The effect of the drug Dimia on other drugs. Oral contraceptives can interfere with the metabolism of some other active ingredients. Accordingly, plasma or tissue concentrations of these substances can either increase (eg cyclosporine) or decrease (eg lamotrigine). Based on in vitro inhibition studies and in vivo interactions in female volunteers taking omeprazole, simvastatin and midazolam as a substrate, the effect of drospirenone at a dose of 3 mg on the metabolism of other active substances is unlikely.
Other interactions. In patients without renal impairment, concomitant administration of drospirenone and ACE inhibitors or NSAIDs does not significantly affect serum potassium levels. However, the simultaneous use of Dimia® with aldosterone antagonists or potassium-sparing diuretics has not been studied. In this case, the concentration of serum potassium should be monitored during the first cycle of treatment.
Laboratory tests. Contraceptive steroid use can affect the results of some laboratory tests, including the determination of biochemical parameters of liver, thyroid, adrenal and kidney function, plasma protein (transporter) concentrations, such as corticosteroid-binding proteins and lipid / lipoprotein fractions, parameters of carbohydrate metabolism and parameters of blood coagulation and fibrinolysis ... In general, changes remain within the normal range. Drospirenone causes an increase in renin activity in blood plasma and, due to a small antimineralocorticoid activity, reduces the concentration of aldosterone in plasma.

Overdose

Drug overdose cases Dimianot yet described.
Based on general experience with COCs, potential symptoms of an overdose may be: nausea, vomiting, mild vaginal bleeding.
Treatment: no antidotes. Further treatment should be symptomatic.

Storage conditions

In a dark place at a temperature not exceeding 25 ° C.
Keep out of the reach of children.

Release form

Dimia -film-coated tablets [set], 3 mg + 0.02 mg. In a blister of PVC / PE / PVDC - aluminum foil, 24 tabl. drospirenone + ethinylestradiol and 4 tablets. placebo. 1 or 3 blisters in a cardboard box. The cardboard box contains a cardboard flat case for storing the blister.

Composition

:
1 tablet Dimiacontains: ethinylestradiol 0.02 mg, drospirenone 3 mg.
Excipients: lactose monohydrate - 48.53 mg; corn starch - 16.6 mg; pregelatinized corn starch - 9.6 mg; macrogol and polyvinyl alcohol copolymer - 1.45 mg; magnesium stearate - 0.8 mg
film shell: Opadry II white 85G18490 (polyvinyl alcohol - 0.88 mg, titanium dioxide - 0.403 mg, macrogol 3350 - 0.247 mg, talc - 0.4 mg, soy lecithin - 0.07 mg) - 2 mg
Placebo tablets 1 tablet: MCC - 42.39 mg; lactose - 37.26 mg; pregelatinized corn starch - 9 mg; magnesium stearate - 0.9 mg; colloidal silicon dioxide - 0.45 mg
Film shell: Opadry II green 85F21389 (polyvinyl alcohol - 1.2 mg, titanium dioxide - 0.7086 mg, macrogol 3350 - 0.606 mg, talc - 0.444 mg, indigo carmine - 0.0177 mg, quinoline yellow dye - 0.0177 mg , iron dye black oxide - 0.003 mg, yellow sunset dye - 0.003 mg) - 3 mg.

main parameters

Name: DIMIA
ATX code: G03AA12 -

In addition, as auxiliary compounds in the composition of the drug there are such substances as: corn starch (16.6 mg.), Including pregelatinized (9.6 mg.), magnesium stearate (0.8 mg.) And copolymer of polyvinyl alcohol (1.45 mg.).

The drug shell contains a complex of compounds Opadry II 85G18490, which, in turn, includes substances such as talc, titanium dioxide, and soy and macrogol.

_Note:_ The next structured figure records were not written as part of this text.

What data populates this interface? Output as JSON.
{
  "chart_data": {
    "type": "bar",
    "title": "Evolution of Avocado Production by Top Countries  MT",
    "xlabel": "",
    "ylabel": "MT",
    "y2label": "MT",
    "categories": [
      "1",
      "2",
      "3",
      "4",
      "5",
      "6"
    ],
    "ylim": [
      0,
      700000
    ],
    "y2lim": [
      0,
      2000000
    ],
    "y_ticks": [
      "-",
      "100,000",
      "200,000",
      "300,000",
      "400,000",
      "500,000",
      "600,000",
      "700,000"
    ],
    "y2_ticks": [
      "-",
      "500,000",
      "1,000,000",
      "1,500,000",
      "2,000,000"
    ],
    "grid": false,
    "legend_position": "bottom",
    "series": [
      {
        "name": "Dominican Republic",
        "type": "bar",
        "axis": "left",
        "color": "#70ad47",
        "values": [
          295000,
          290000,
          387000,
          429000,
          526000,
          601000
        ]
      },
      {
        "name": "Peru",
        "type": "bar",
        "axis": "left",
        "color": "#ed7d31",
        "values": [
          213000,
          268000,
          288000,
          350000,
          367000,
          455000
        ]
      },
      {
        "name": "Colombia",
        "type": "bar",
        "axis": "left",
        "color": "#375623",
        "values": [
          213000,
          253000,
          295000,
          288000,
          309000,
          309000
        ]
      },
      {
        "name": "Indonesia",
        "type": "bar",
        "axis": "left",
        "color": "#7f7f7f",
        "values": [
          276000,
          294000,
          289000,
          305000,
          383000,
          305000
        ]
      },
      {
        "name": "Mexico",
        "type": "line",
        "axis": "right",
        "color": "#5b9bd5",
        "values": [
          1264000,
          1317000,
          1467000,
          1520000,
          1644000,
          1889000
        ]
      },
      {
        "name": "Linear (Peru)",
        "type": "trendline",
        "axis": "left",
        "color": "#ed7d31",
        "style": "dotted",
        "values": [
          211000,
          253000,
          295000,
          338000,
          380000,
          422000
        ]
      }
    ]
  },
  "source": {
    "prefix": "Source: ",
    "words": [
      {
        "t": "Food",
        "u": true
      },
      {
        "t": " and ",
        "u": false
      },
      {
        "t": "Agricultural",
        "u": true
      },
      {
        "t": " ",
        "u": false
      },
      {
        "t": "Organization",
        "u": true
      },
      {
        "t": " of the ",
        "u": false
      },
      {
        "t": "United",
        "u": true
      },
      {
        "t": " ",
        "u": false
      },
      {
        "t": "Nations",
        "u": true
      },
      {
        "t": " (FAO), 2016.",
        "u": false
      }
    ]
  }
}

As part of the second tablet (the so-called placebo ), covered with a green shell contains 37.26 mg. lactose , 42.39 mg. MCC, 0.9 mg. magnesium stearate , 0.45 mg. colloidal silicon dioxide as well as 9 mg. pregelatinized corn starch .

Film casing placebo pills contains a complex of compounds under the name Opadry II 85F21389 , the chemical composition of which includes macrogol , polyvinyl alcohol , talc, quinoline yellow dye , indigo carmine and also dye "Sunset Sun".

Release form

Dimia tablets containing active substances drospirenone and ethinylestradion have a rounded biconvex shape. On one of the sides of the tabletted medicinal product, the “G73” mark is stamped.

The same rounded and biconvex in shape placebo pills are distinguished by a green shell. One package of the drug contains 28 tablets, which can be packaged in 1 or 3 blisters.

pharmachologic effect

Dimia is a combined drug that is monophasic contraceptive .

Pharmacodynamics and pharmacokinetics

This medicinal product contains ethinyl estradiol , and drospirenone (a substance close to natural origin). The active substances that make up this contraceptive do not have antiglucocorticoid, estrogenic, glucocorticoid abilities , as well as a pronounced moderate anti-mineralocorticoid and antiandrogenic action .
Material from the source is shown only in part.